Opponents of gay marriage in the
District of Columbia have suffered another setback in their ongoing
effort to prevent a gay marriage law from being approved.
In a unanimous
opinion released Tuesday, the city's Board of Elections and
Ethics denied the group Stand4MarriageDC.com from putting a gay
marriage question on the ballot. The proposed one-sentence
initiative says, “only marriage between a man and a woman is valid
and recognized in the District of Columbia.”
“We have considered all of the
testimony presented to the Board and understand the desire to place
this question on the ballot,” Board Chairman Errol R. Arthur said
in a statement.
“However, the laws of the District of
Columbia preclude us from this initiative to move forward,” he
added.
The board's ruling said the initiative
“would authorize discrimination prohibited under the [District's]
Human Rights Act (HRA).”
The group Stand4MarriageDC.com is
helmed by Bishop Harry Jackson, a minister at the Hope Christian
Church in Beltsville, Maryland who formed the group after lawmakers
approved a gay marriage-recognition law in the spring. The law,
which went into effect on July 7 after a mandatory federal 30-day
review period, recognizes legal gay marriages performed in other
states and countries, effectively allowing District residents to port
a marriage from a nearby state that grants gay and lesbian couples
the right to marry.
Council member David Catania's gay
marriage bill enjoys overwhelming support in the council and is
expected to easily win approval on December 1.

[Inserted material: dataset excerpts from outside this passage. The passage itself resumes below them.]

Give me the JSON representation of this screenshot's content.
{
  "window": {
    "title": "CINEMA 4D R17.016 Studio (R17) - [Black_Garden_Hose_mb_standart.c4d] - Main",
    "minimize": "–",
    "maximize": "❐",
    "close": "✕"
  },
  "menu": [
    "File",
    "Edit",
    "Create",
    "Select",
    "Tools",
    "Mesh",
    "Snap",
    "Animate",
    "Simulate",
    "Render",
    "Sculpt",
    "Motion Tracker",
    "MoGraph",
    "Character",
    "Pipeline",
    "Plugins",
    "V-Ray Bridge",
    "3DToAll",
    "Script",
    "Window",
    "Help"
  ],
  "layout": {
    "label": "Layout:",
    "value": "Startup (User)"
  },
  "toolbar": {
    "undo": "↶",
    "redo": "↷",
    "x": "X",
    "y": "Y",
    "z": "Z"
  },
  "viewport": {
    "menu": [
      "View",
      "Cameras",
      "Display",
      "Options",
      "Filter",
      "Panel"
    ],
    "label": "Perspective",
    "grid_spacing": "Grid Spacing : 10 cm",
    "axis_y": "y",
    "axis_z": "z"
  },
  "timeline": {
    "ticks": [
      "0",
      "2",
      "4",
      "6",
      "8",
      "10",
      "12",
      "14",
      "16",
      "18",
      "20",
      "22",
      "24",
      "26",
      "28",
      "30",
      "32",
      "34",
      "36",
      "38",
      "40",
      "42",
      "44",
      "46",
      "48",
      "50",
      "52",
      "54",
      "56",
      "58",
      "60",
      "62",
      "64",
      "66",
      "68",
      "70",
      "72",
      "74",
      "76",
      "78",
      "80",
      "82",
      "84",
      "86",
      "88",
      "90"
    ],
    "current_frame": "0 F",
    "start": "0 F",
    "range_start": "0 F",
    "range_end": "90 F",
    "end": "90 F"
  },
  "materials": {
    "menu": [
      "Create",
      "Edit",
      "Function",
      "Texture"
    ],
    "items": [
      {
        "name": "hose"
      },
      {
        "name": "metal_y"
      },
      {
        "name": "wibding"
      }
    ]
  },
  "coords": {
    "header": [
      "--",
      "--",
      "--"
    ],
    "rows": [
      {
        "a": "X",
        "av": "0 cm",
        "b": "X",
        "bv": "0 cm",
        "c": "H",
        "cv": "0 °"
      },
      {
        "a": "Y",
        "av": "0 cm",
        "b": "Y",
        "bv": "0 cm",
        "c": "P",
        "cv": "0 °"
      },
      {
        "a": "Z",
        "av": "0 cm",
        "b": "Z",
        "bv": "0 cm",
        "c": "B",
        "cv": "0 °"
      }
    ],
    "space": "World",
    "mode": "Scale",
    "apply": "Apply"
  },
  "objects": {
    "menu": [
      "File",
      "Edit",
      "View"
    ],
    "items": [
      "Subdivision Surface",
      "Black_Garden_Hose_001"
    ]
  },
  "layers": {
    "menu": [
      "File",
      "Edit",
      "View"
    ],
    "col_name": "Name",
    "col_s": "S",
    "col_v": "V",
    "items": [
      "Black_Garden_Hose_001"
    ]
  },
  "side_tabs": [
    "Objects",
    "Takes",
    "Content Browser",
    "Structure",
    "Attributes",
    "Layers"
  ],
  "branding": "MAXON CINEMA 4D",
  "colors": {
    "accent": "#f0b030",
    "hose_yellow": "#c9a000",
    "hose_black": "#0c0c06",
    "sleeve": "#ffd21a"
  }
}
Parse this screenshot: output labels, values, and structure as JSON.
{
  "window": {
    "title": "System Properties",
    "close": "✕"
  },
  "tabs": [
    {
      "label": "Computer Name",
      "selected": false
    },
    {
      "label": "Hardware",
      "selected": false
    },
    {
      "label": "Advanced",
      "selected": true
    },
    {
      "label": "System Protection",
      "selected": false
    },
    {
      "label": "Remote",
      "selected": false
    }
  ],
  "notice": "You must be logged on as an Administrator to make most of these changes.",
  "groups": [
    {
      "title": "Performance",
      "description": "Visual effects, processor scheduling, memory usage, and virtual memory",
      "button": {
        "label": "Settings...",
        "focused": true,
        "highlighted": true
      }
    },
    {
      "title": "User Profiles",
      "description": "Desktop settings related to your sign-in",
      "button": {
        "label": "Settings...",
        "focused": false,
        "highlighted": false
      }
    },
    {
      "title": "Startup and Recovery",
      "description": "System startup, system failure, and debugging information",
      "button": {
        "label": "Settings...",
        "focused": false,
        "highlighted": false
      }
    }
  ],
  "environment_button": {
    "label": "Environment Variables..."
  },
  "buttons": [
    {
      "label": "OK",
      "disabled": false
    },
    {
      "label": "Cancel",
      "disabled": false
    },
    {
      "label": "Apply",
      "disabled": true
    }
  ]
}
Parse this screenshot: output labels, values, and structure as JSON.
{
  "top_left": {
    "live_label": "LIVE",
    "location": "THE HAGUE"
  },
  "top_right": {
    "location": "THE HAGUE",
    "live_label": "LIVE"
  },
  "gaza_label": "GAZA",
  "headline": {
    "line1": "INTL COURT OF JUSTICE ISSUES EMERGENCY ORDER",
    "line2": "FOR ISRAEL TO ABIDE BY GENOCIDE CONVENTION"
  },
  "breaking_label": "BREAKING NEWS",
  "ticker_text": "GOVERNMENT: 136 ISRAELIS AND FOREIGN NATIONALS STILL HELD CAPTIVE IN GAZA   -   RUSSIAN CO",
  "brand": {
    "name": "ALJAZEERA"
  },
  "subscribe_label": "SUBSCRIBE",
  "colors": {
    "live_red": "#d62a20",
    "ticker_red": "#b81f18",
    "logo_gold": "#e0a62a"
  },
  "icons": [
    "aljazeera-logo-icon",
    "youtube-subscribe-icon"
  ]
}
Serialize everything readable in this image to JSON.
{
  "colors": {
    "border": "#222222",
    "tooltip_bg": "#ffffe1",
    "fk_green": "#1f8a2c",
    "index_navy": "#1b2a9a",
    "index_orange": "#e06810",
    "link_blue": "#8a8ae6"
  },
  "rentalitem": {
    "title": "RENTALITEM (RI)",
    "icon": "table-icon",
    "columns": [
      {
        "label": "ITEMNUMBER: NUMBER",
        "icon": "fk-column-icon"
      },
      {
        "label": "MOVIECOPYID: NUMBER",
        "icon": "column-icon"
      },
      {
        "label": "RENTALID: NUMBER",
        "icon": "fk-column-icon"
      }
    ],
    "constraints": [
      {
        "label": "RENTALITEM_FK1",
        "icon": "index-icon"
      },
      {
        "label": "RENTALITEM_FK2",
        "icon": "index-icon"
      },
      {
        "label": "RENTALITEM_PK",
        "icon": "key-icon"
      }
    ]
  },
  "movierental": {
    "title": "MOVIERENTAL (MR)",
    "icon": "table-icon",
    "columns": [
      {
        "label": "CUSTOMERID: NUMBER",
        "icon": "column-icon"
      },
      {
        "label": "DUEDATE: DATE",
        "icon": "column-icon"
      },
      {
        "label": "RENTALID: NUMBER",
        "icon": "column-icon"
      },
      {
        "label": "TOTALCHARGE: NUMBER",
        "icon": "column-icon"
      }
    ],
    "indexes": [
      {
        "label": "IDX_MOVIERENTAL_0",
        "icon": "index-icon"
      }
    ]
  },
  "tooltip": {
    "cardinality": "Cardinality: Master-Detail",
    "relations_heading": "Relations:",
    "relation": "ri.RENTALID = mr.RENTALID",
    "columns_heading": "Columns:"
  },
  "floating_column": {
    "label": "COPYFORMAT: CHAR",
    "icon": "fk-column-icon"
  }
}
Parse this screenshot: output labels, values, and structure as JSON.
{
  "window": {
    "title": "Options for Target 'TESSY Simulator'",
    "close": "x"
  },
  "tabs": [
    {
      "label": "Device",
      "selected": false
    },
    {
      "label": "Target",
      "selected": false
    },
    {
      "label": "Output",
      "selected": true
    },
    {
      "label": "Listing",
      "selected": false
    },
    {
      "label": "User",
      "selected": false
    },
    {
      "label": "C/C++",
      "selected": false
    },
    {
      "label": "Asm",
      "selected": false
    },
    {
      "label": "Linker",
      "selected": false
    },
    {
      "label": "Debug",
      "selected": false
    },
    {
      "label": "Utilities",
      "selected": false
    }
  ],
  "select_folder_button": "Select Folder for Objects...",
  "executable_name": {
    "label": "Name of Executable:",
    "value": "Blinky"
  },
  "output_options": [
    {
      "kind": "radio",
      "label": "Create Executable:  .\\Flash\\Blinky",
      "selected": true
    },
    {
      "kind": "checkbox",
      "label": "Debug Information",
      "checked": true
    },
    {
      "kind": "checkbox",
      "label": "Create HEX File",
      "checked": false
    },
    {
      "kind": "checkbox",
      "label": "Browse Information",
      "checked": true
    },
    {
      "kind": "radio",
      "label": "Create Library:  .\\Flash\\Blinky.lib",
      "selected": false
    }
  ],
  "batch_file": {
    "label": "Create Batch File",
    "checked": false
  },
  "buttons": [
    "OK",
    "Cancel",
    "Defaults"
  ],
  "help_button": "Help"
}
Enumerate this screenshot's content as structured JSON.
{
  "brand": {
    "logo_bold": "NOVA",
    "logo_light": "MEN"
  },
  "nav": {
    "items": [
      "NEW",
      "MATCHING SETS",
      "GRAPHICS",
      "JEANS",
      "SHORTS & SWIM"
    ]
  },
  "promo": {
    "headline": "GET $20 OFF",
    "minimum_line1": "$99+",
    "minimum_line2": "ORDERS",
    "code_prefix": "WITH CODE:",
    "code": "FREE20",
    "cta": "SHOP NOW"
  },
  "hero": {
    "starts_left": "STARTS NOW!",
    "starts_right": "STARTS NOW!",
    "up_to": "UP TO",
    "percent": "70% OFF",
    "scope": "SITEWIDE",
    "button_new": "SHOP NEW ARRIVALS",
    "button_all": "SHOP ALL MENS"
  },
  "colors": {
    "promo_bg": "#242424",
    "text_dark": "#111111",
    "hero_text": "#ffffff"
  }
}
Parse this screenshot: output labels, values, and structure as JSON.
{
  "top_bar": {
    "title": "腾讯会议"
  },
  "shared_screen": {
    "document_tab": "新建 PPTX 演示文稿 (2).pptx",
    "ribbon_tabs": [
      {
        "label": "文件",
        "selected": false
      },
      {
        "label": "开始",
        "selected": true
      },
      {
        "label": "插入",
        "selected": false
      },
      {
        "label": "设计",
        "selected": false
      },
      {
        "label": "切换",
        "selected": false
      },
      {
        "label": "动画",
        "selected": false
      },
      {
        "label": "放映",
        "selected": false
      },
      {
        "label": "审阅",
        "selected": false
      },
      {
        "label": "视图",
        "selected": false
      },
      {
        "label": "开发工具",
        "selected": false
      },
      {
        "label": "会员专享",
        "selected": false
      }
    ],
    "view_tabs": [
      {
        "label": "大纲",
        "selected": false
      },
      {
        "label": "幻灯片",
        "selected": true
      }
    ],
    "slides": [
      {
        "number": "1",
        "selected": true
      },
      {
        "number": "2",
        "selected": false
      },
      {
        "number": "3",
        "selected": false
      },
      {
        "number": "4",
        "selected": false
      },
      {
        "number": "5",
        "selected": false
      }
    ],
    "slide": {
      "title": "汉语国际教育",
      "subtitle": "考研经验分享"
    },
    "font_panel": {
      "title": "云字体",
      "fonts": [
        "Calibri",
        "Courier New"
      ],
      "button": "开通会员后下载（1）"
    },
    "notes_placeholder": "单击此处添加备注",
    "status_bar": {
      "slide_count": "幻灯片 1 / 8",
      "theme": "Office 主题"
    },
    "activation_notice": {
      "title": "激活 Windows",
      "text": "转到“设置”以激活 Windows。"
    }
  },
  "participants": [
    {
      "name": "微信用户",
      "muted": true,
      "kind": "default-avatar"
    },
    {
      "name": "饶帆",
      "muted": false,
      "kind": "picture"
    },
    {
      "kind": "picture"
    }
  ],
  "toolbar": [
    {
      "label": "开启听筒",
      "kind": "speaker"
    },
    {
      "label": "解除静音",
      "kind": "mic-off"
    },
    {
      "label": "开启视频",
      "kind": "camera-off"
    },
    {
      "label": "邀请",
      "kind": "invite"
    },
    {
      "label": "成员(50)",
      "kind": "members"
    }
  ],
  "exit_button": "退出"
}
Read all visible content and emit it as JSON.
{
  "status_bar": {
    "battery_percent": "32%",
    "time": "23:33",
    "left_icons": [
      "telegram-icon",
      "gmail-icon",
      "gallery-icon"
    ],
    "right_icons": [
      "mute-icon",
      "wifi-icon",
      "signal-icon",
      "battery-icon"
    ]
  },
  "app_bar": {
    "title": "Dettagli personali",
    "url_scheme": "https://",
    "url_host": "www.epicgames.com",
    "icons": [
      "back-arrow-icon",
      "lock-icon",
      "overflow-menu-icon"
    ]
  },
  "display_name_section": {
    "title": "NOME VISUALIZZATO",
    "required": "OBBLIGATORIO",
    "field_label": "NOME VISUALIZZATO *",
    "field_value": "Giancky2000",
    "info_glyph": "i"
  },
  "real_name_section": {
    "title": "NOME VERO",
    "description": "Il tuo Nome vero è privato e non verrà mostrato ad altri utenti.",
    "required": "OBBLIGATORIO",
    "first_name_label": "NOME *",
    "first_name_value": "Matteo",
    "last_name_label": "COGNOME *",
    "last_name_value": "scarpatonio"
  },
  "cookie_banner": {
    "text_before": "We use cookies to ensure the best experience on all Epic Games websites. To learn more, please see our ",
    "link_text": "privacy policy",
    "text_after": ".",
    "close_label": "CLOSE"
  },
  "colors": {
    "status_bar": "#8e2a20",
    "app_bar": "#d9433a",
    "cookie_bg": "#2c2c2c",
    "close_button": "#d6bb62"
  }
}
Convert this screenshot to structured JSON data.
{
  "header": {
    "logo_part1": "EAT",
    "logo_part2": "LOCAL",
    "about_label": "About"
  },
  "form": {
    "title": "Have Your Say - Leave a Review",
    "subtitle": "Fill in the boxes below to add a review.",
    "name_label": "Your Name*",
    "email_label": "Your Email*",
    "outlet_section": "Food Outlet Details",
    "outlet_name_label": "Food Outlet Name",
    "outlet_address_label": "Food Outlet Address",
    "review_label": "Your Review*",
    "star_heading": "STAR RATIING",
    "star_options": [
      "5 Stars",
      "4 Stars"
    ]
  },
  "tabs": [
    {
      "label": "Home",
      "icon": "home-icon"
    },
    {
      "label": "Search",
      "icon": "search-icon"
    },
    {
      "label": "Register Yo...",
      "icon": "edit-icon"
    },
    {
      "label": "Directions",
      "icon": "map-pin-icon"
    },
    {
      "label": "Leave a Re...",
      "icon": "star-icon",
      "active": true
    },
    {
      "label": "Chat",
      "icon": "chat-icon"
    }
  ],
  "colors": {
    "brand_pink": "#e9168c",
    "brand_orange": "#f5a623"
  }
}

Jackson and his followers initially
attempted to keep the gay marriage-recognition law from taking
effect. Citing the same Human Rights Act, however, the ethics board
also rejected that effort.
Cleta Mitchell, an attorney for the
group, told the AP that the group would appeal the ruling and called
the board's decision a “mistake.”
“The people have the same rights [as
the D.C. council] to make law on the same subject,” she said.